1. Field of the Invention
The present invention relates to rapid determination of the infection and food contamination with Listeria monocytogenes, and more particularly to a monoclonal antibody binding specifically to the p60 protein of Listeria monocytogenes, a hybridoma cell producing the monoclonal antibody, a test kit comprising the monoclonal antibody, and a method for detecting Listeria monocytogenes using the monoclonal antibody.
2. Background of the Related Art
Listeria species are Gram-positive, facultative rods which are widely distributed in the natural environment. Listeria spp. includes Listeria monocytogenes, Listeria ivanovii, Listeria innocua, Listeria seeligeri, Listeria welshimeri and Listeria grayi. Among them, only Listeria monocytogenes is pathogenic to humans, and strains pathogenic to animals are Listeria monocytogenes and Listeria ivanovii. Particularly, if Listeria monocytogenes contaminates food requiring cold storage, it can survive and proliferate in the low-temperature storage process for a long time period so that it becomes an important bacillus causing food poisoning mediated by cold storage food. Furthermore, if listeriosis caused by this bacillus becomes serious, it will cause septicemia and meningitis and induce miscarriage of pregnant women. Listeria monocytogenes is particularly hazardous to infants, very old persons, pregnant women and immune deficient patients, and shows a high death rate reaching 30% in patients with listeriosis. This listeriosis is known to be caused mainly by foods, such as meat, meat processing products, vegetables, and milk processing products. Thus, rapid diagnosis of the food contamination with Listeria monocytogenes is necessary for the prevention of listeriosis.

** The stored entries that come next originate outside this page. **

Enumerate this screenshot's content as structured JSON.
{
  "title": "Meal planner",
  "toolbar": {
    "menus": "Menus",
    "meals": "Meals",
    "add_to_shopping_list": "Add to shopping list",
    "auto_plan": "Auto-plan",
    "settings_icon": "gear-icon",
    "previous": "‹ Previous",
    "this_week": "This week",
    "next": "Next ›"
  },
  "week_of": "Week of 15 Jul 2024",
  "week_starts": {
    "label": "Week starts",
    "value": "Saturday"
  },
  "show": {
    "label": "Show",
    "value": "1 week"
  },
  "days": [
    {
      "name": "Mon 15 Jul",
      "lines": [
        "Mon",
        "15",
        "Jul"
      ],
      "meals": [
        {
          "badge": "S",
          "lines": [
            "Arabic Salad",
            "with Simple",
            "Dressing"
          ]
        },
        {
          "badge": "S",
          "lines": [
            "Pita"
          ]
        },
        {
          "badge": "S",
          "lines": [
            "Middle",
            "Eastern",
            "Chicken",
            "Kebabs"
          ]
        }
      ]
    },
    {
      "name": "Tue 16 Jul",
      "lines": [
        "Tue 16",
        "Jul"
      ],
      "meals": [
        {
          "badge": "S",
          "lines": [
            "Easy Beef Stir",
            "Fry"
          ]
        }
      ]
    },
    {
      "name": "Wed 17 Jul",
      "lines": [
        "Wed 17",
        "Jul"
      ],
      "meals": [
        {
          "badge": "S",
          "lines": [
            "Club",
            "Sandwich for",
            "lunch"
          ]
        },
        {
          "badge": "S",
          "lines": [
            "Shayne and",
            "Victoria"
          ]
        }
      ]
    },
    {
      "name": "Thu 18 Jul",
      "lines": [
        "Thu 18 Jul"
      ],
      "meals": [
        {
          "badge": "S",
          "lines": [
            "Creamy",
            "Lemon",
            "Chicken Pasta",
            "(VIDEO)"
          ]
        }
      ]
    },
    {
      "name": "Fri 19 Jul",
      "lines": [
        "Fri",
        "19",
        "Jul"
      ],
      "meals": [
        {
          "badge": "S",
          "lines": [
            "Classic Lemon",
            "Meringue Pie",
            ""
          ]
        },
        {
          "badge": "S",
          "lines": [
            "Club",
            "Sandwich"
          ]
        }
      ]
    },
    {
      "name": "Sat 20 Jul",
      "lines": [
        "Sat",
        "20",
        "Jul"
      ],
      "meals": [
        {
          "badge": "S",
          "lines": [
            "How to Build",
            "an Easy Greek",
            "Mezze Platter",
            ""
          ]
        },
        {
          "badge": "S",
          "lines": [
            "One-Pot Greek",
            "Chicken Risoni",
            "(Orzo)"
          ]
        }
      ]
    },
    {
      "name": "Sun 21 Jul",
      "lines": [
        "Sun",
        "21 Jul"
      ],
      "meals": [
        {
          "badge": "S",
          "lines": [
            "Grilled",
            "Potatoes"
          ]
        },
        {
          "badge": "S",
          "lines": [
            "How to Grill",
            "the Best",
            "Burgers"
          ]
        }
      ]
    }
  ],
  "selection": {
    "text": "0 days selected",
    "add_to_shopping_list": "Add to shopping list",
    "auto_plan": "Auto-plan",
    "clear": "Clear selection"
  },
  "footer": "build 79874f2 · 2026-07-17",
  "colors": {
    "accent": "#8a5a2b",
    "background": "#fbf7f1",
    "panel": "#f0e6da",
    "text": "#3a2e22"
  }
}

Listeria identification methods which can be currently used in hospitals, industries (food companies, meat companies and milk processing companies) and the like include various conventional methods using biochemical assays, but they are inefficient methods requiring much time and labor.
Diagnostic methods which are used for the rapid determination of the infection and food contamination with Listeria monocytogenes include molecular biological methods, such as polymerase chain reaction (PCR), but such methods are unsuitable for actual clinical and industrial applications due to limitations in technical capabilities and accuracies. Moreover, immunological methods such as enzyme immunoassay (EIA) are frequently used, but show non-specificity, which leads to inaccurate test results or makes additional verification tests necessary.
Kits known to be used for the rapid detection of Listeria bacteria include non-radioactive DNA probe kits using PCR techniques and nucleic acid hybridization assays, and kits using immunoassays. Furthermore, there are kit products developed for a dipstick assay using immunochromatography. However, all the kits have a disadvantage in that they either cannot specifically detect only Listeria monocytogenes or detect all Listeria species.
Since it was difficult to produce a monoclonal antibody to Listeria monocytogenes, an ELISA or dipstick detection kit with a monoclonal antibody which selectively recognizes this bacterial strain could not be developed. This is because either the whole Listeria monocytogenes strain was used as an antigen, or even when certain antigens were used, a monoclonal antibody specific only to Listeria monocytogenes was not produced.
Murein hydrolase p60 proteins which exist commonly in Listeria spp. are exo enzymes that Listeria secretes for cell division. Prior to the present invention, polyclonal antibodies were produced using certain peptides of p60, for example, pepA and pepD (Bubert A. et al., Appl. Environ Microbiol, 60(9), 3120-7, 1994). However, such polyclonal antibodies showed weak effects due to their low titer and the unsuitable application of a sandwich ELISA system, so that they were insufficient for commercial use. The present inventors have produced a new monoclonal antibody which can selectively recognize Listeria monocytogenes whose putative epitope may differ from the pepA or pepD peptide region of p60 that has been described somewhere (Example 4 and FIG. 4a).
Under this background, the present inventors have produce a monoclonal antibody recognizing a specific epitope of Listeria monocytogenes p60 proteins, among murein hydrolase p60 proteins which exist commonly in Listeria genus.